Slightly Richer Man's CI

April 26, 2016
Tagged as: Fedora, Pagure, Jenkins, CI, testing.

Not so long ago I have written about my attempts to bring CI to Pagure. It was pointed out to me that a couple assumptions I've made are actually incorrect.

Here are the errata:

  • When a pull request is updated or rebased, there is no need to check the message body. Pagure already puts this information into the message (look for notification: true).

  • Using comments for indicating status is too clumsy, especially given the fact there is a feature designed to communicate exactly this type of information – flags. Setting a flag is pretty much the same as posting a comment, but they appear in a sidebar with a link and some text. You can also add a percentage to it that will determine the color of a badge.

  • The Fedmsg hook that you can enable in the project settings is actually not required. I misunderstood what it does. The notifications on new pull requests get send automatically without any change in configuration required.

    The hook is actually git post-receive hook that will send you tons of e-mail through the Fedora notification system whenever a commit is pushed to master without going through a pull-request.

    UPDATE: Since Pagure 2.0 the hook will send only one e-mail on each push.

Anyway, fixing these is quite simple.

While the setup described in previous post worked fine for my use case, it was not ideal. One of the biggest issues is the configuration: adding stuff to /etc is not a scalable model. First order of business was to create a web interface where the configuration could be managed. Added benefit: with a decent authentication system (yes, FAS does nicely) it's possible for anyone to configure their integration points.

Screenshot of index page
Screenshot of index page

Jenkins wants a voice too

Another big drawback is the dependency on Fedora Infrastructure Jenkins. While setting up your own Jenkins is easy (approx. three clicks on OpenShift), connecting it to production Fedmsg is probably not (I don't know, did not try).

Since there is now a web server for the interface, it is not a big step to support web hooks. There is a Notification plugin for Jenkins that can ping a URL with JSON data whenever a job finishes.

The real message contains a ton of data, but for this use-case only project name and build number are really interesting. As long as this data is supplied, we are happy.

    "name": "asgard",
    "build": {
        "number": 1,

If instead of web requests the plugin gives you stack traces, try setting log lines to 1.

Plugin configuration
Plugin configuration

(No, that is not an actual token in the shown URL. No need to try.)

Here we are and there we go

The semi-finished service is available at The documentation really is lacking, though. The best guide how to use it is the previous blog post or a somewhat work-in-progress help page.

Now there is still a ton of things to improve. Currently, all requests to external services are sent directly from the fedmsg consumer or web app process. Since these are blocking and could potentially take a long time, it's a prime candidate for denial-of-service. I need to refactor this into a separate worker process.

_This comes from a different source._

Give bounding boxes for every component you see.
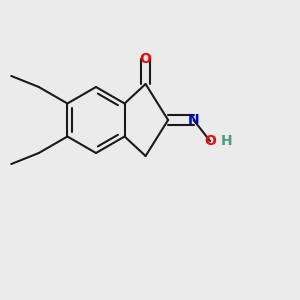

Another thing to add would be the support for a web hook sent from Pagure. This would make it possible to use a custom instance. First I need to learn what data is actually sent in the HTTP request.

UPDATE: This is actually documented and the hook contains the same information that the Fedmsg notification has.

Another point of improvement is the deployment of the whole thing. Currently, I build everything in COPR, install the RPM and do any database migrations almost by hand. The initial setup was also manual. I plan to write an Ansible playbook to make future deployments simpler. It will also document the process a bit.

Next item on the list is support for multi-configuration projects in Jenkins. The Matrix plugin in Jenkins allows a single test suite to run on multiple builders (e.g. with different Python versions). I want to support such configuration too, but the Fedmsg integration will not do here. The messages from such builds are not particularly helpful. I have reported the issue upstream, but I'm really in no position to go fix the Java code.

The reporting from the notification plugin works well, though.